U.S. troops in western Baghdad: We're bored, send us to Afghanistan; Update: Foreign jihadis head to tribal areas

Via LGF, it’s a small sample but small samples are de rigueur in Iraq reporting. All quiet on the western front?

Spc. Grover Gebhart has spent nine months at a small post on a Sunni-Shiite fault line in western Baghdad. But the 21-year-old soldier on his first tour in Iraq feels he’s missing the real war — in Afghanistan, where his brother is fighting the Taliban…

“I’ve heard it a lot since I got here,” said 2nd Lt. Karl Kuechenmeister, a 2007 graduate of the U.S. Military Academy at West Point who arrived in Iraq about a week ago.

Soldiers who have experienced combat stress note that it is usually young soldiers on their first tour who most want to get on the battlefield. They say it is hard to communicate the horrors of war to those who have not actually experienced it…

That soldiers are looking elsewhere for a battle is a testament to how much Iraq has changed from a year ago, when violence was at its height.

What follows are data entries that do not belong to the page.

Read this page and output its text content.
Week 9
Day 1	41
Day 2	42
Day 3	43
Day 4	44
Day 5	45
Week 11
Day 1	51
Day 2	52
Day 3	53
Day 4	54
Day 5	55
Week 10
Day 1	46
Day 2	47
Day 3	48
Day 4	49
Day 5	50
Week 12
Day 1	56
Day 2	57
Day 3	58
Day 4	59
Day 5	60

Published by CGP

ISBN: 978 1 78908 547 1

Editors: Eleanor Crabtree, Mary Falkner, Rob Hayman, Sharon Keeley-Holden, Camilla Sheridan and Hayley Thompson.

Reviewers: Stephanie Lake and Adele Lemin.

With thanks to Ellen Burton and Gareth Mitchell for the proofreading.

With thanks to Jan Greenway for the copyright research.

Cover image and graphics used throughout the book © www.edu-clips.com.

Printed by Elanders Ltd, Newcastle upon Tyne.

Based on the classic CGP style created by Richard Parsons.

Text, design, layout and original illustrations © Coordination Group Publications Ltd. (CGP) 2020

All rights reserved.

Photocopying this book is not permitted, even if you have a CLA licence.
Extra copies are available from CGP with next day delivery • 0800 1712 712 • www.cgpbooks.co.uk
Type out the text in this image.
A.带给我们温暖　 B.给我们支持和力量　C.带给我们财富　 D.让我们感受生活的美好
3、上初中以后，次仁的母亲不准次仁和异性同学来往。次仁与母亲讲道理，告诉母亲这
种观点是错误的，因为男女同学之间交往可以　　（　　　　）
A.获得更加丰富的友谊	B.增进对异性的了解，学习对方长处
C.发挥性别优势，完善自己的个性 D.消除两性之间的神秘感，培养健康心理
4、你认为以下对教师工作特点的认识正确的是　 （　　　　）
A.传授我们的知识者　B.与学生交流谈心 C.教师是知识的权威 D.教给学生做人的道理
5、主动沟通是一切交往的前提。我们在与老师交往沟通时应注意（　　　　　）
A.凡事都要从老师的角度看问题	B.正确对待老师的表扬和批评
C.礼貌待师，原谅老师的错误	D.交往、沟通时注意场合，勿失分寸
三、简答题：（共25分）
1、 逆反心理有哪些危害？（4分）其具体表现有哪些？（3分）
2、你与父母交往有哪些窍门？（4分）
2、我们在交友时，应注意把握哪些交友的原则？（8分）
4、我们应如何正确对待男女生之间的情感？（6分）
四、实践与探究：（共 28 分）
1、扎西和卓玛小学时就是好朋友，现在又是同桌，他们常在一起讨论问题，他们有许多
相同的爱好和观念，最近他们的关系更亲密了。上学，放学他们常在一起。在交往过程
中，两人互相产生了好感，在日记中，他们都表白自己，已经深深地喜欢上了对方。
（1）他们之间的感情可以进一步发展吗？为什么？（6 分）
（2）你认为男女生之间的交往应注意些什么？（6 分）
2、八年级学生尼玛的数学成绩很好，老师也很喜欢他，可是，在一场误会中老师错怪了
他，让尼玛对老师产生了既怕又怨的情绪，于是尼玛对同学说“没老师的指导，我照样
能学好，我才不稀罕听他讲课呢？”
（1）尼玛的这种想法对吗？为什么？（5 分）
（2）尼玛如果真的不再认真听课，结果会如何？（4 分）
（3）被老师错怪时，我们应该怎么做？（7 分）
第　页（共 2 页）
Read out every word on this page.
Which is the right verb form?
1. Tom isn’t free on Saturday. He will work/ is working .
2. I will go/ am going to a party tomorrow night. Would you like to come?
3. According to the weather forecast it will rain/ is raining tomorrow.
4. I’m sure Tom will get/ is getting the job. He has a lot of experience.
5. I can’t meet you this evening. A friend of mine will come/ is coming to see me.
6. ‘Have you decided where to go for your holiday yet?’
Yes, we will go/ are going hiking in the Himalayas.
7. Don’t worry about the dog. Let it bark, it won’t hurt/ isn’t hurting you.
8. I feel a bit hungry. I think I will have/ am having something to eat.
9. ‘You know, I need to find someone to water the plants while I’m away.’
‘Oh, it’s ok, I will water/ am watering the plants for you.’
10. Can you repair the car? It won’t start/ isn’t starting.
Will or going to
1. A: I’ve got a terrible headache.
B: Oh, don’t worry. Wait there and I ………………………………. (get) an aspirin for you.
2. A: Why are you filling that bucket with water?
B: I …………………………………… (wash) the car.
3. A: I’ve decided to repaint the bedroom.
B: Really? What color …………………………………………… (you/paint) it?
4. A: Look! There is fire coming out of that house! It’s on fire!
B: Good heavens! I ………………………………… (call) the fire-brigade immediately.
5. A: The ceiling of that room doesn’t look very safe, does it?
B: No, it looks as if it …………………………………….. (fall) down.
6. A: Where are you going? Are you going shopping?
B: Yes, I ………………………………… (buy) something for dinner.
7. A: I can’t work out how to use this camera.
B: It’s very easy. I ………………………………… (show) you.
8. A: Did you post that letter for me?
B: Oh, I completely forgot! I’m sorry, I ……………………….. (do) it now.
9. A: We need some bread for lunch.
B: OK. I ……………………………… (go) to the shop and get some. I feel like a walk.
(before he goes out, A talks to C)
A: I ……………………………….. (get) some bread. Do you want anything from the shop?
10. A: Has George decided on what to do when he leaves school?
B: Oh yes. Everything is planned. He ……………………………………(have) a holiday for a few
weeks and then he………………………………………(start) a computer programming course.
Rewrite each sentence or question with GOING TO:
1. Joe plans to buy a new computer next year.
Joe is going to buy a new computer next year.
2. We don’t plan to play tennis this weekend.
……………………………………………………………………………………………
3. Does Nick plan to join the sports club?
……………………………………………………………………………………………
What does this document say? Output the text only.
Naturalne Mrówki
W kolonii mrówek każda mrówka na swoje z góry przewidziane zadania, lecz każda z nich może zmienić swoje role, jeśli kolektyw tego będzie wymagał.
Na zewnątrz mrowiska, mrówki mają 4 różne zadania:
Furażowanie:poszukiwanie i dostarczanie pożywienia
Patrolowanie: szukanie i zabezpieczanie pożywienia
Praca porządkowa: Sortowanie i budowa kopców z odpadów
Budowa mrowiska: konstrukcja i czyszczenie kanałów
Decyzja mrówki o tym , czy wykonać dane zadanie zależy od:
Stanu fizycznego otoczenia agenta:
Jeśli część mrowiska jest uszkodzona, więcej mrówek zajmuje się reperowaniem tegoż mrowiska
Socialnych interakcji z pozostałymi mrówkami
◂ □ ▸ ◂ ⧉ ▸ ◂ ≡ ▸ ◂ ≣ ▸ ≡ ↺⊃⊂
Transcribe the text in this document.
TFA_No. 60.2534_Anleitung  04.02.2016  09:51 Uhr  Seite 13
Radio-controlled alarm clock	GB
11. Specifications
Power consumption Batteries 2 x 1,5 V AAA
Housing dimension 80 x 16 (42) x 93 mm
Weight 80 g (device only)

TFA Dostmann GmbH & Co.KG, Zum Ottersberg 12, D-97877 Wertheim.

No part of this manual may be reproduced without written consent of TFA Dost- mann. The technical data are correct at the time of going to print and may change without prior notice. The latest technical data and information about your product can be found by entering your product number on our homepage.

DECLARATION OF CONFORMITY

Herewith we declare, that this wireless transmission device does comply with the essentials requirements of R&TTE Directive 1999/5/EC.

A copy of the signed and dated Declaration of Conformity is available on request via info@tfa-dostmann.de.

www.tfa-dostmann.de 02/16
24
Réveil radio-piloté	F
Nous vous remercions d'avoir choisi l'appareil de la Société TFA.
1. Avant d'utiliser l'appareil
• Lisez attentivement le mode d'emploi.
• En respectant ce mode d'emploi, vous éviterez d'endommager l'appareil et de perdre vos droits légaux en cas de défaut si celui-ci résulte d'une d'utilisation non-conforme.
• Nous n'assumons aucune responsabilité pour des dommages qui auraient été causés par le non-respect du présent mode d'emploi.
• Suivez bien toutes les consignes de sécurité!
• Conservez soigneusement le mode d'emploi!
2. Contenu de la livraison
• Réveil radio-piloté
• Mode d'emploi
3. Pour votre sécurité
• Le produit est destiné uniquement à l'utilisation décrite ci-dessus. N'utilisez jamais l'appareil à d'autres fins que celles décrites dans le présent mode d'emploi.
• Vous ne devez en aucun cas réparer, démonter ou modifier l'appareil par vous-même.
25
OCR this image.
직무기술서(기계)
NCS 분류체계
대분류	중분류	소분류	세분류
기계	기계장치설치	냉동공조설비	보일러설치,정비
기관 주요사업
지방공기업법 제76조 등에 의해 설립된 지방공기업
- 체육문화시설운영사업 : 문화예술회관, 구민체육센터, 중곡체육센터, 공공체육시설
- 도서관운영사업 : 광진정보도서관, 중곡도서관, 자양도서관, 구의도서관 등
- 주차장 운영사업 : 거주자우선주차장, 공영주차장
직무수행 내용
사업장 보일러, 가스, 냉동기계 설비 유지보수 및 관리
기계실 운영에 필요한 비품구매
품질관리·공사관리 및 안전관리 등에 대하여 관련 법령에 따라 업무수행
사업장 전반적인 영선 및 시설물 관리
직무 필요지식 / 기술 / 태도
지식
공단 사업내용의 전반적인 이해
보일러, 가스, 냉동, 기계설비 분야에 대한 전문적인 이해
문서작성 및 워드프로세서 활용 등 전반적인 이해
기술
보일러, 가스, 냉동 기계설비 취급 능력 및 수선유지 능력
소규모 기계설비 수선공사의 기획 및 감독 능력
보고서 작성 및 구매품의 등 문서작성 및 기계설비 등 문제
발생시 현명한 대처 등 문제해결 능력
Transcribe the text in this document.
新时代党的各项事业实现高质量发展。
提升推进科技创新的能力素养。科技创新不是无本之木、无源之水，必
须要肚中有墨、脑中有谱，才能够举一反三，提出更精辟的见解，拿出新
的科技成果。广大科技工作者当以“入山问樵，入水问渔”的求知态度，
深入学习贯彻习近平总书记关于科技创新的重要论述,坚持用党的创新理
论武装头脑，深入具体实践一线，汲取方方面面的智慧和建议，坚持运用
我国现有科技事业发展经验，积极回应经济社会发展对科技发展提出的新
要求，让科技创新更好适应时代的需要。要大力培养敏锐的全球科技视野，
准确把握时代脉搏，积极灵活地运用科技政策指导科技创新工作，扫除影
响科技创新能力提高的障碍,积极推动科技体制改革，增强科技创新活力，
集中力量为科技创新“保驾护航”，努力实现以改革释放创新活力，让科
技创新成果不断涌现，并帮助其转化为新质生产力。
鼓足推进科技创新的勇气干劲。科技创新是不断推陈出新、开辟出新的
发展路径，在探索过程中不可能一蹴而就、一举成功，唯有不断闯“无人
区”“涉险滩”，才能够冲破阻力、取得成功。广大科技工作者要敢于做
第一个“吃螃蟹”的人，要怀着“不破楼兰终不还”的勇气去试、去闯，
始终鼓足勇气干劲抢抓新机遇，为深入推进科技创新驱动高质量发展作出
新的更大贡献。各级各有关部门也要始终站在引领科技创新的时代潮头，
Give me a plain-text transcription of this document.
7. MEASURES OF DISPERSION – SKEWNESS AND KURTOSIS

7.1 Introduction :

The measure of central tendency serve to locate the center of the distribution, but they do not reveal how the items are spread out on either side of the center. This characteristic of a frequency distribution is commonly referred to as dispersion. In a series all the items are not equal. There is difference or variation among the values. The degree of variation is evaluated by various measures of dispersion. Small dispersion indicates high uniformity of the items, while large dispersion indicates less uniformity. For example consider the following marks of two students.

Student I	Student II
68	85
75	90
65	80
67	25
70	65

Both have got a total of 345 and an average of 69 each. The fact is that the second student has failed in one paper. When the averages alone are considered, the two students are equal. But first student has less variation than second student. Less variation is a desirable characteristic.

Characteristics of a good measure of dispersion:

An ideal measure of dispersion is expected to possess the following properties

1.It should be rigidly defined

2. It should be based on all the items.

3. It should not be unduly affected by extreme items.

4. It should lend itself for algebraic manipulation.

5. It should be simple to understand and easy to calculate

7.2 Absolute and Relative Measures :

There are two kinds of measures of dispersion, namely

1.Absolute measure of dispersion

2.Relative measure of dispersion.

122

Now it’s the lowest in four years, thanks to the U.S. troop surge, the turn by former Sunni insurgents against al-Qaeda in Iraq, and Iraqi government crackdowns on Shiite militias…

The daily average of 0.50 deaths so far in July is significantly below any month in the war. The lowest for a full month was 0.61 deaths in May, and the next lowest was 0.71 in February 2004.

They’re stationed in Ghazaliya, once a sectarian hot spot in Baghdad and site of some of the most vicious Sunni/Shiite fighting in 2006. Revisit this harrowing Times piece from January 2007 aptly describing the new American outpost there as being caught in a “vortex.” A month later things were quieting down thanks to the American presence and to the fact that the Shiites were pushing more of the Sunnis out, but a major attack on the U.S. base was still expected. By July the neighborhood was starting to revive. A year later, U.S. troops are bored. So let’s borrow Totten’s quote of the day for an exit question: Is the war “over,” at least to the extent that some troops can be redeployed? The Iraqis interviewed for that NYT Obama propaganda piece this morning say they’re not ready yet and even U.S. troops interviewed for this AP story on Al Qaeda’s near-total defeat concede that the government still has no influence over parts of the country, but we’re not talking about a full pullout. We’re talking about a few brigades to bolster the force in Afghanistan where they’re sorely needed — a point on which Obama and McCain agree.

Update: The degree to which AQI is comprised of foreign (i.e. Saudi) jihadis versus homegrown Iraqi converts will forever be a point in contention, but to the extent that there is a foreign element, more of them seem to be bypassing the Iraqi theater for the Afghan one.